Erneuerbare Energien

Nicht im Takt der Wolkenschleier

Gute Erfahrungen mit „10-Minuten-Regel“ und Wärmepumpen-Vorrang

Freitag, 26.11.2021

Grüne Insel Sankt Michaelisdonn – grün im grauen Meer fossiler Strom- und Wärmeerzeugung. Oben im Norden Norddeutschlands will ein genossenschaftliches Quartier belegen, dass eine nachhaltige Energieversorgung weder von den Investitions- noch von den Betriebskosten her zu Mehrbelastungen der Nutzer führen muss.

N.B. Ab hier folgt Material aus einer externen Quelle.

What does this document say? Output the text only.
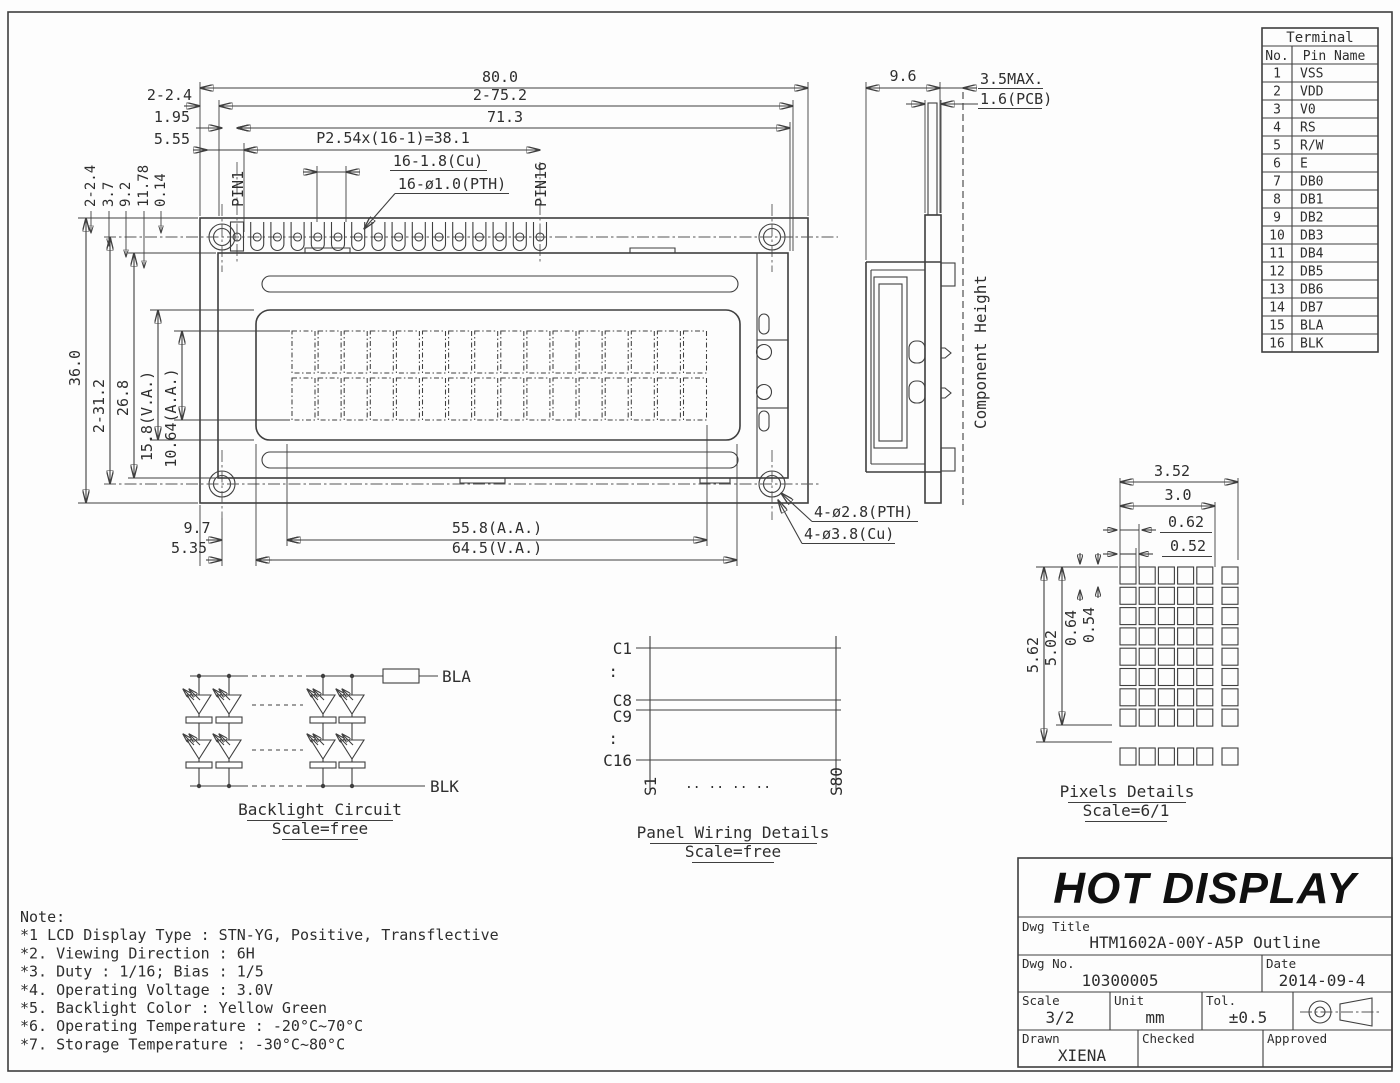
80.0
2-2.4	2-75.2
1.95	71.3
5.55	P2.54x(16-1)=38.1
16-1.8(Cu)
16-ø1.0(PTH)
PIN1	PIN16
2-2.4 3.7 9.2 11.78 0.14
36.0
2-31.2 26.8 15.8(V.A.) 10.64(A.A.)
9.7	55.8(A.A.)
5.35	64.5(V.A.)
4-ø2.8(PTH)
4-ø3.8(Cu)
9.6	3.5MAX.
1.6(PCB)
Component Height
BLA
BLK
Backlight Circuit
Scale=free
C1
:
C8
C9
:
C16
S1	S80
.. .. .. ..
Panel Wiring Details
Scale=free
3.52
3.0
0.62
0.52
5.62 5.02
0.64 0.54
Pixels Details
Scale=6/1
Terminal
No. Pin Name
1 VSS
2 VDD
3 V0
4 RS
5 R/W
6 E
7 DB0
8 DB1
9 DB2
10 DB3
11 DB4
12 DB5
13 DB6
14 DB7
15 BLA
16 BLK
Note:
*1 LCD Display Type : STN-YG, Positive, Transflective
*2. Viewing Direction : 6H
*3. Duty : 1/16; Bias : 1/5
*4. Operating Voltage : 3.0V
*5. Backlight Color : Yellow Green
*6. Operating Temperature : -20°C~70°C
*7. Storage Temperature : -30°C~80°C
HOT DISPLAY
Dwg Title
HTM1602A-00Y-A5P Outline
Dwg No.
10300005
Date
2014-09-4
Scale
3/2
Unit
mm
Tol.
±0.5
Drawn
XIENA
Checked	Approved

Foto: Das Außengerät der Wärmepumpe steht in einer Gebäudenische und schränkt so die Schallausbreitung ein.
Quelle: Genath
Das Außengerät der Luft/Wasser-Wärmepumpe steht in einer Gebäudenische und schränkt so die Schallausbreitung ein.

Große Veränderungen brachte das novellierte EEG (Erneuerbare-Energien-Gesetz) 2021 nicht mit sich, wohl aber einige marginale. Zum Beispiel müssen KWK- und PV-Anlagen sowohl im Bestand als auch jüngst installierte mit einer Nettoleistung bis 30 kW und einer Stromerzeugung von maximal 30 MWh im Jahr im Fall von Eigenverbrauch keine EEG-Umlage bezahlen. Dieses Entgegenkommen galt in Teilen zwar schon früher und gilt mithin nach wie vor. Nur erweiterte es der Gesetzgeber von ehedem 10 auf 30 kW Leistung. Die genossenschaftliche Wohnungswirtschaft hatte indes gehofft, dass die Aktualisierung der verschiedenen Energiegesetze darüber hinaus ihre Liegenschaften wie privilegierte Eigentumswohnungen, also Eigenverbrauch, behandeln würde. Es blieb jedoch in § 61 beim alten Passus, dass Anlagenbetreiber und Stromverbraucher personenidentisch sein müssen, um von der Ausnahmeregelung zu profitieren. Ist also die Genossenschaft Eigentümerin der nachhaltigen Stromgeneratoren auf den Dächern der Genossenschaftshäuser, nicht aber der nutzende Genosse, entfällt die Vergünstigung. Immobilienverbände und Versorger drängen deshalb darauf, bei der nächsten Novellierung der zuständigen Gesetze anstelle von Eigenverbrauch Direktverbrauch zu setzen.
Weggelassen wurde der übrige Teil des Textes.